1. 由于数据维度较高，带标签（1或2）数据量相对较少，在训练模型时引入过多特征会引发模型过拟合，所以根据显著性选择部分特征进行模型训练，在保持模型稳定性的同时达到一定效果,若需要提升模型，需要引入更多带标签数据（标注了1或2的数据），从而应用更多特征训练，并增加如设备型号、客户端版本等数据信息
2. 依据现有模型，建议根据模型预测工单为网络卡顿的概率从大到小排序，工作人员顺序处理工单，可大大提高工作效率
3. 若需要机器自动判断需要工人去处理的工单，建议与业务部门协商，根据对工作量和用户体验的权衡选择切切分点
  （如选择卡顿概率大于0.5035的工单进行处理，处理的工单中约80%都为网络卡顿，所有网络卡顿中覆盖率可达78%）

In [None]:
#模型特征分析
#画出模型特征权重，并分析导致网络卡顿的原因比重，并筛选出对网络卡顿影响较大的因素
xgboost_feat_imortance=bst.get_fscore()
xgboost_feat_imortance=pd.DataFrame([(k,xgboost_feat_imortance[k]) for k in xgboost_feat_imortance.keys()],\
                                    columns=['feat_name','xgboost_feat_imortance'])\
                       .sort_values('xgboost_feat_imortance',ascending=False).reset_index()
del xgboost_feat_imortance['index']
lr_feat_imortance=model_lr.coef_
lr_feat_imortance=pd.DataFrame(list(zip(list(X.columns),model_lr.coef_[0])),
                               columns=['feat_name','lr_feat_imortance'])
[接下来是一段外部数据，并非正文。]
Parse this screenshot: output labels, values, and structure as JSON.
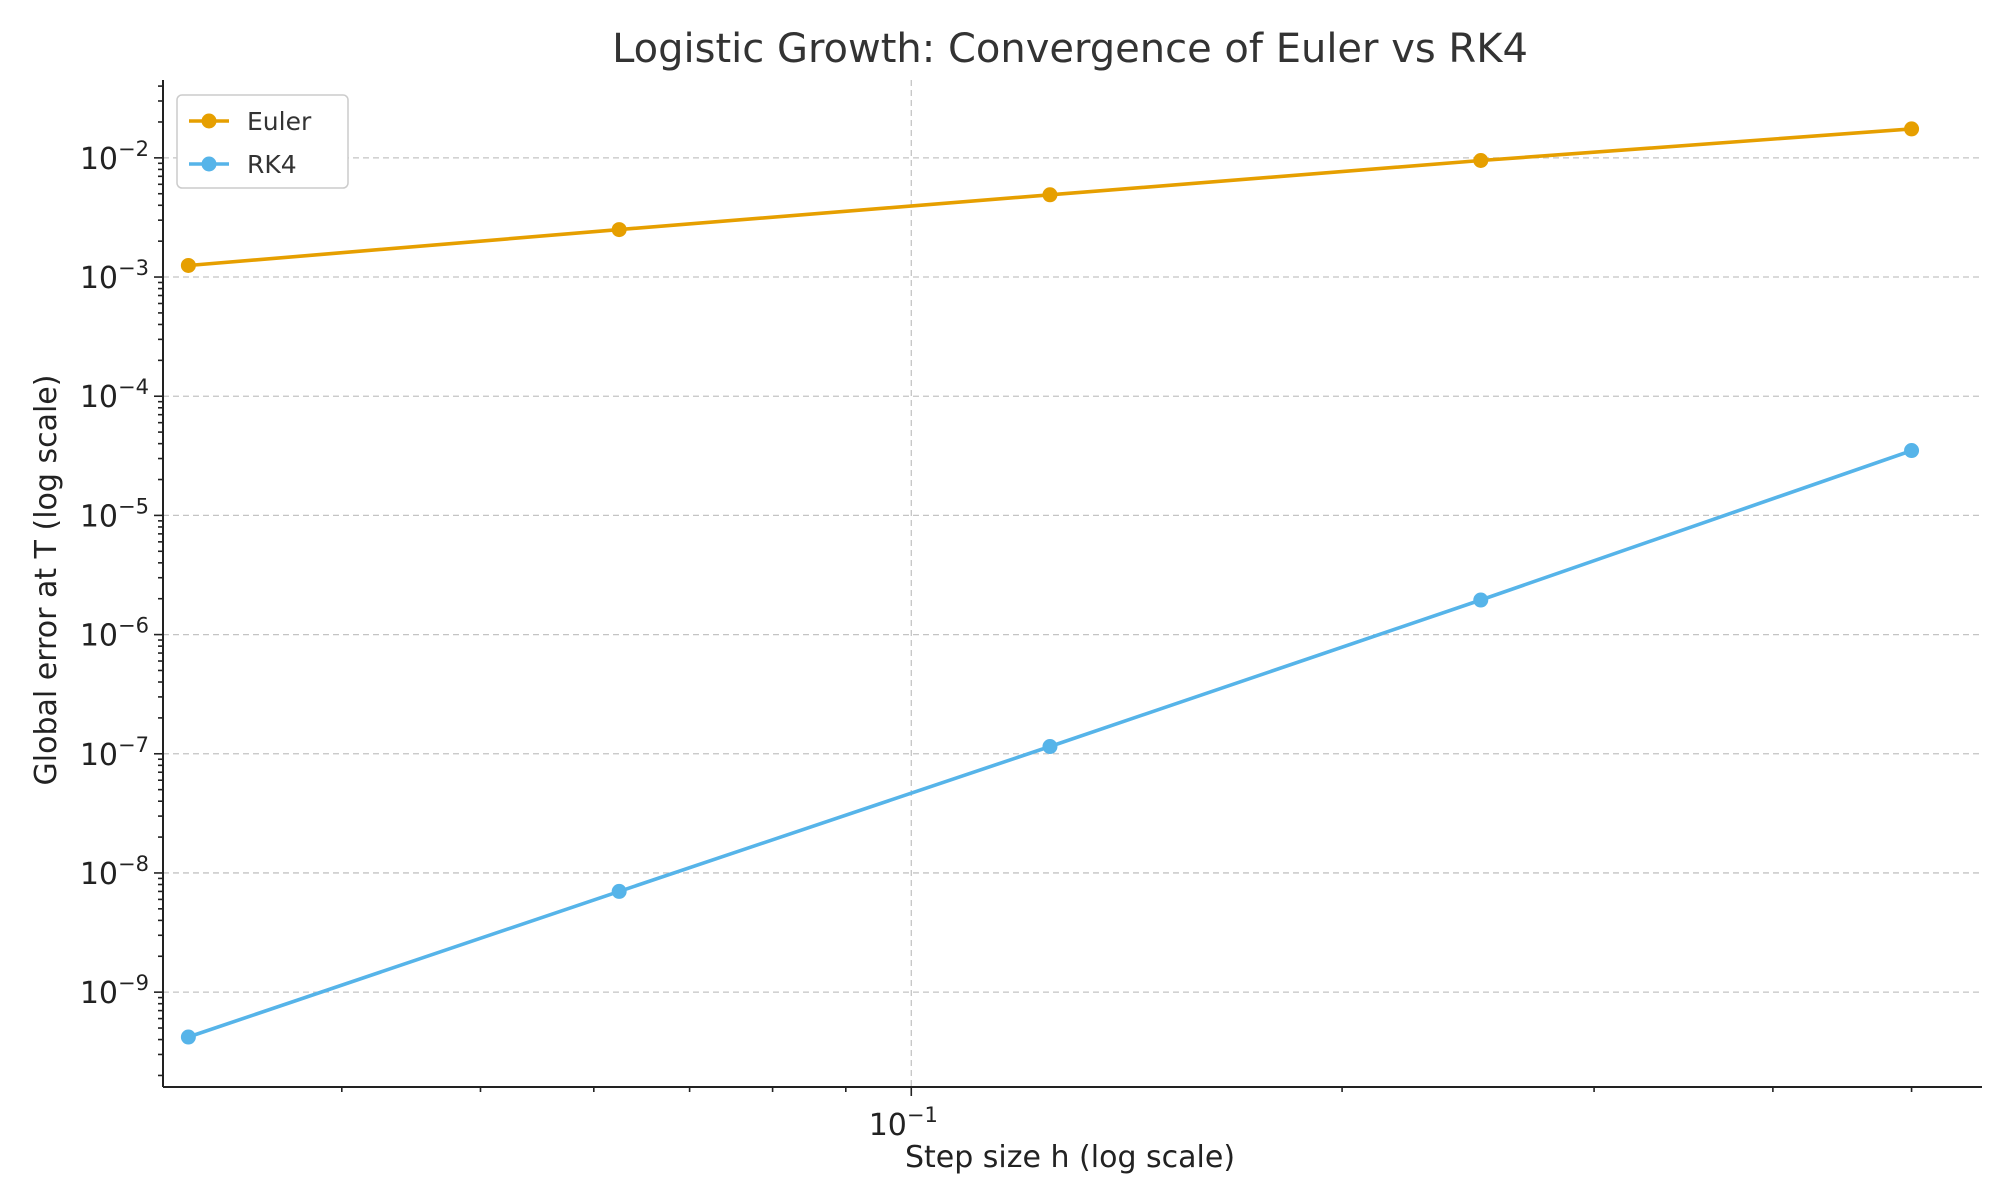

plt.rcParams['figure.figsize'] = [30, 8]
fig,axes=plt.subplots(nrows=2,ncols=1,sharex=True)
feat_importance=pd.merge(xgboost_feat_imortance,lr_feat_imortance,how='left',on='feat_name')
sns.barplot(data=feat_importance,x='feat_name',y='xgboost_feat_imortance',ax=axes[0])#['xgboost_feat_imortance','lr_feat_imortance'])
plt.xlabel(None)

sns.barplot(data=feat_importance,x='feat_name',y='lr_feat_imortance',ax=axes[1])#['xgboost_feat_imortance','lr_feat_imortance'])
plt.xticks(rotation=90)
plt.xlabel(None)

feat_importance[feat_importance.apply(lambda x:(x.xgboost_feat_imortance>=5) \
                            and (abs(x.lr_feat_imortance)>0.05),1)]

### 模型特征分析

根据xgboost模型特征强度和logistic回归模型权重系数大小，可得知部分显著关系：
 1. ping值总和与网络卡顿关联最大，且是正相关
 2. CPU peak出现的相对位置、用户数量连续均值上长度与网络卡顿负相关
 3. CPU总使用量与延迟的相关性越低，说明越可能是网络卡顿造成的学生卡住
 
**可根据模型对特征的分析结果与业务、网络专家沟通，分析是否由较少学生卡住现象的可能，也可与网络专家或搜查更多视频直播相关资料，引入专家知识、规则作为模型的输入特征，以提高模型的准确率和稳定性**


## 利用深度学习解决时间序列分类问题

传统机器学习需要特征构建、特征分析和选择等过程，涉及大量领域知识、特征构建经验知识和工作量，在此探索利用深度学习LSTM神经网络做时间序列分类，将每一个时间序列样本编码成一个向量（LSTM神经网络的最后一个时间的输出）,再利用该向量建立分类预测

In [None]:
#LSTM for time series classification
import tensorflow as tf
from scipy import stats
from tensorflow.python.ops import rnn, rnn_cell
from sklearn.preprocessing import LabelBinarizer,scale
from sklearn.metrics import roc_auc_score

model_tensor_all=scale(huohua_raw_delna,axis=0)[:,1:].reshape(-1,80,16)
train_test_split_all = np.random.rand(len(model_tensor_all)) < 0.80
model_label_all=LabelBinarizer().fit_transform(huohua_label)
train_x_all = model_tensor_all[train_test_split_all]
train_y_all = model_label_all[train_test_split_all]
test_x_all = model_tensor_all[~train_test_split_all]
test_y_all = model_label_all[~train_test_split_all]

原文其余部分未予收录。